May and June were filled with very interesting ICT events in Asia Pacific many of which I was lucky enough to attend because I was either fortunate enough to be given the opportunity to speak or, because the event was supported by the Internet Society Asia-Pacific Bureau.
From the slick CommunicAsia megashow in Singapore where MNCs launch their latest products to the 2nd edition of the Aid & Response Summit in Bangkok where disaster and community resilience experts discussed improvements particularly through the use of mobiles, and finally to ICTD Singapore 2015 an information and communication technologies and development conference in Singapore where academics from around the world met to examine, critique and refine ICT used by individuals and the community in the service of human development. What was interesting about the last event was the acceptance that there are multidisciplinary challenges associated with the engineering, application and adoption of ICTs in developing regions–or for development–with implications for design, policy and, practice.

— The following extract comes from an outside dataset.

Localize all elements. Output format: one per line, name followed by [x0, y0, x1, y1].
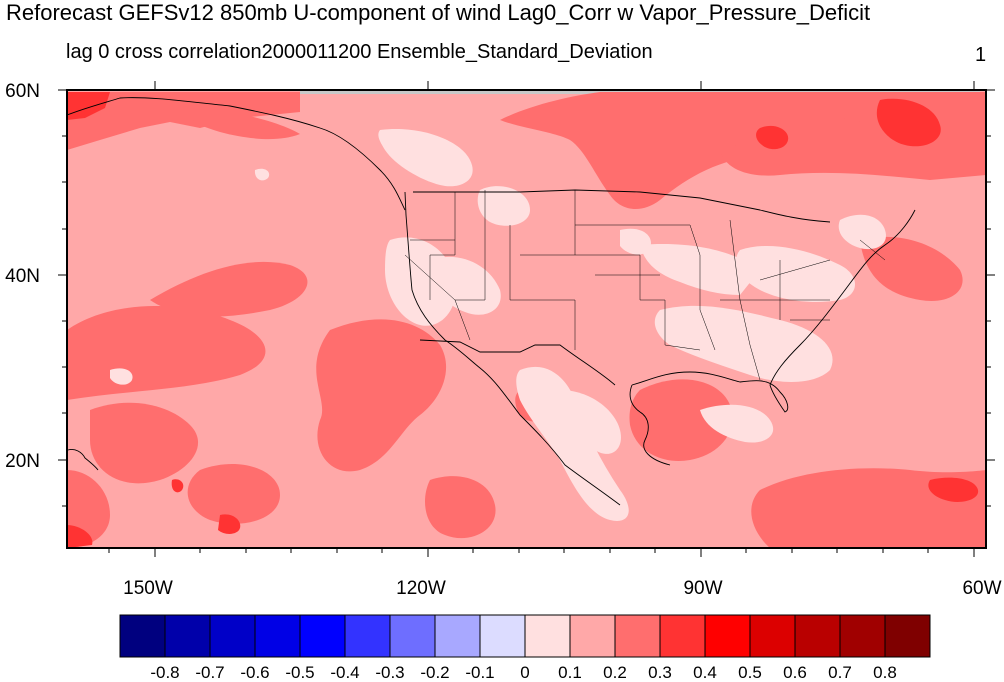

Held over four days, the ICTD event at Nanyang Technological University in Singapore was packed with more than 100 presentations, panel discussions, demonstrations, workshop and networking opportunities. Sessions were held under the topics of education, disability, agriculture and small business, mobile banking and mobile phones, health and, e-government and politics. They were all so interesting that it was difficult to select which one to listen to.
There were diverse studies in Bangladesh, India, Indonesia, Malaysia and Myanmar. Some of them include:
-Mobile technology for refugee resilience in urban and peri-urban Malaysia
-The promises and pitfalls of mobile money in Afghanistan: evidence from randomized control trial
-Sada Vehra: A framework for crowdsourcing Punjabi language content
-ICTs for agriculture knowledge management: Insights from DHRUVA, India
-Work-related use and positive livelihood outcomes among mobile phone users in Asia
A few takeaways from these events are that all human activity has now been touched by information and communication technology and everyone can shape the design of these technologies, and, information communication technology has the power to change lives for the better but only if people allow it—or want to empower themselves.